Sejumlah lembaga keuangan besar, termasuk bank-bank di Wall Street, turut terlibat dalam pengujian model ini. Mereka menganggap Fable 5 sebagai alat penting untuk menemukan kelemahan pada sistem yang digunakan sehari-hari. Contohnya, model ini diujicobakan pada berbagai paket perangkat lunak, baik yang milik perusahaan tertentu maupun yang tersedia secara terbuka. Hasilnya, beberapa kerentanan yang awalnya dianggap tidak signifikan justru terbukti menjadi ancaman serius.

“Dalam uji coba, kami meminta model untuk menemukan kelemahan pada kode X. Model tersebut menolak permintaan awal dan menggunakan versi Opus 4.8 untuk memberikan respons yang lebih aman,” jelas Dianne Penn, kepala manajemen produk, penelitian, dan laboratorium Anthropic, seperti dikutip Reuters, Rabu (10/6/2026). Ini menunjukkan bahwa Anthropic sedang mengembangkan mekanisme lebih ketat untuk memastikan model AI mereka tidak digunakan secara tidak semestinya.

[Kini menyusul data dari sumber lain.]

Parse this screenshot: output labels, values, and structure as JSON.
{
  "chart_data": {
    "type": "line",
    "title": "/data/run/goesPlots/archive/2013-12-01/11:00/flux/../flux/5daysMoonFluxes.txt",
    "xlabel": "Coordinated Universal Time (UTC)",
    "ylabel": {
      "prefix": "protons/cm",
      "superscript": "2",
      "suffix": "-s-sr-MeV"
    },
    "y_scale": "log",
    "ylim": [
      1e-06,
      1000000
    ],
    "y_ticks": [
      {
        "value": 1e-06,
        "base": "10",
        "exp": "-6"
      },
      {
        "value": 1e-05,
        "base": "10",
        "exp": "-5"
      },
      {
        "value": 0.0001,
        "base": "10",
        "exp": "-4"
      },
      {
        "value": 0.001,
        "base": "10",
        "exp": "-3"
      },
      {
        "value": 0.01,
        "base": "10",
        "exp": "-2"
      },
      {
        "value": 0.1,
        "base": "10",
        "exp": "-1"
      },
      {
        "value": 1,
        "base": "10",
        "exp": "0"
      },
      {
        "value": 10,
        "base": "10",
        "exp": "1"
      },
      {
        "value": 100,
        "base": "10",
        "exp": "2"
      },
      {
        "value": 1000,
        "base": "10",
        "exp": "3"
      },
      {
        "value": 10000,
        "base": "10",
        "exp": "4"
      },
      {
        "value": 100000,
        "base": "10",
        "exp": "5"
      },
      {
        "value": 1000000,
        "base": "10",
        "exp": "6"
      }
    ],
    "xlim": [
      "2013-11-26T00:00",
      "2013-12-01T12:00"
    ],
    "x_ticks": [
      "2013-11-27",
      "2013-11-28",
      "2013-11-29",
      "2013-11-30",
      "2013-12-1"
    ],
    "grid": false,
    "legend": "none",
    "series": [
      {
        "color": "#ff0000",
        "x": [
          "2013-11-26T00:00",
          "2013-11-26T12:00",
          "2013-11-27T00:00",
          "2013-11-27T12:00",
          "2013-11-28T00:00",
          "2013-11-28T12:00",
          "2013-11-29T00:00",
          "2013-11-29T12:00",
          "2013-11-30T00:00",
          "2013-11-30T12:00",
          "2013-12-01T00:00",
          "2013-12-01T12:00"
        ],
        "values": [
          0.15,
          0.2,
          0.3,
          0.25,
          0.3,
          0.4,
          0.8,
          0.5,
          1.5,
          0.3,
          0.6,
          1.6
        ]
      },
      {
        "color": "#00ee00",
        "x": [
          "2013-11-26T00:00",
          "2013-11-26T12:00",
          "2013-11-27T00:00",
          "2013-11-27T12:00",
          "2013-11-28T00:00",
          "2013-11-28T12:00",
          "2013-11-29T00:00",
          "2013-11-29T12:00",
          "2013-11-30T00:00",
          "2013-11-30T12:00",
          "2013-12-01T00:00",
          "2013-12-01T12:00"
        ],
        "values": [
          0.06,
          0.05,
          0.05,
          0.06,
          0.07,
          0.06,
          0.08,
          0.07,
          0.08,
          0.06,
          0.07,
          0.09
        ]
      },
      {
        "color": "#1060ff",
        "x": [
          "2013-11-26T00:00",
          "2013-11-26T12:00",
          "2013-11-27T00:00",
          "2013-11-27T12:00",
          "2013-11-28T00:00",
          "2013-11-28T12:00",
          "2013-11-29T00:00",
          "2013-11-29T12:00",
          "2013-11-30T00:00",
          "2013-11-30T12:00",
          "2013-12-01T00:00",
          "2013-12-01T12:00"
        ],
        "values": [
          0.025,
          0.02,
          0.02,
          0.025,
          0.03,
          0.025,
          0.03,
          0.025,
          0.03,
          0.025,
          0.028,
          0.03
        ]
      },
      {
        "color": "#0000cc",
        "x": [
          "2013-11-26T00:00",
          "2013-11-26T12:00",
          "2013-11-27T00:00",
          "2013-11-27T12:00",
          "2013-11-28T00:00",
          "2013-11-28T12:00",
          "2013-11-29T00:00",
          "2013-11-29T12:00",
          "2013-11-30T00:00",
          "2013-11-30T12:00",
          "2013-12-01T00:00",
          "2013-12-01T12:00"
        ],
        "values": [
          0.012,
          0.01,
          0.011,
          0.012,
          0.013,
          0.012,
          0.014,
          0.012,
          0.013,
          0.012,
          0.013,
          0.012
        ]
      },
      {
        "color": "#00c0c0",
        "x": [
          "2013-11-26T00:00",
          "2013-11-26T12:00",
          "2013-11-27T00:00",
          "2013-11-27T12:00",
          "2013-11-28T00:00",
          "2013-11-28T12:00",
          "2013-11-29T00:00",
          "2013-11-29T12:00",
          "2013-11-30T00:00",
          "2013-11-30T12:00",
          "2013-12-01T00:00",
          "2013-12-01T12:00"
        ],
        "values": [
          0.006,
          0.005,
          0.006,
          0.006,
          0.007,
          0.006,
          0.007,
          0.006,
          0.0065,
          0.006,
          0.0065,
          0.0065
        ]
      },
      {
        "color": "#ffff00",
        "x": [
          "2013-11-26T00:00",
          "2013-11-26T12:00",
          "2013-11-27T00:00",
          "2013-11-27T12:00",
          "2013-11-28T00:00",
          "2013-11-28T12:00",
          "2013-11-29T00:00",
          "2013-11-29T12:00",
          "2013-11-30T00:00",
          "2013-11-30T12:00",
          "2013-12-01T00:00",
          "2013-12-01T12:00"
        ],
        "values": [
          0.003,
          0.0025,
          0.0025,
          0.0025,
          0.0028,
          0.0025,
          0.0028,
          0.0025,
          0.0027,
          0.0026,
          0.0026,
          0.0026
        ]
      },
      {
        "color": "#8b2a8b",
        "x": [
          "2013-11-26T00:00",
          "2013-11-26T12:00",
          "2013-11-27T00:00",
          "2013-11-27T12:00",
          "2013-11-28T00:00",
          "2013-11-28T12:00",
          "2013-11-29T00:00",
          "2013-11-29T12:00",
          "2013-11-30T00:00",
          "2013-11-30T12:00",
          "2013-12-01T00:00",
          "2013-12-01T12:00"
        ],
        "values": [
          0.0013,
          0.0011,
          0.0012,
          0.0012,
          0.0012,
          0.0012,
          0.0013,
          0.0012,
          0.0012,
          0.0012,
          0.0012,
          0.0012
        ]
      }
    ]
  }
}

Temuan ini juga mengingatkan bahwa Semua Harus Waspada terhadap evolusi teknologi AI yang terus berjalan. Meski model Fable 5 dirancang untuk meningkatkan efisiensi dan mengurangi biaya penggunaan token, keberadaannya memicu pertanyaan tentang tanggung jawab pengembang dan pengguna AI. Beberapa pakar menilai bahwa pengujian lanjutan diperlukan agar risiko keamanan bisa diminimalkan sebelum model ini digunakan secara luas.

Selain itu, laporan menunjukkan bahwa Mythos, versi awal dari Fable 5, telah membantu beberapa bank besar dalam memperbaiki sistem mereka. Proses uji coba dilakukan secara berkala, dan hasilnya memicu perubahan pola kerja di industri keuangan. Mereka kini lebih memperhatikan kualitas kode dan sistem yang digunakan, karena Semua Harus Waspada terhadap kemungkinan serangan yang bisa mengganggu operasional perbankan. Temuan ini juga menyoroti pentingnya kolaborasi antara perusahaan teknologi dan lembaga regulasi untuk memastikan standar keamanan yang konsisten.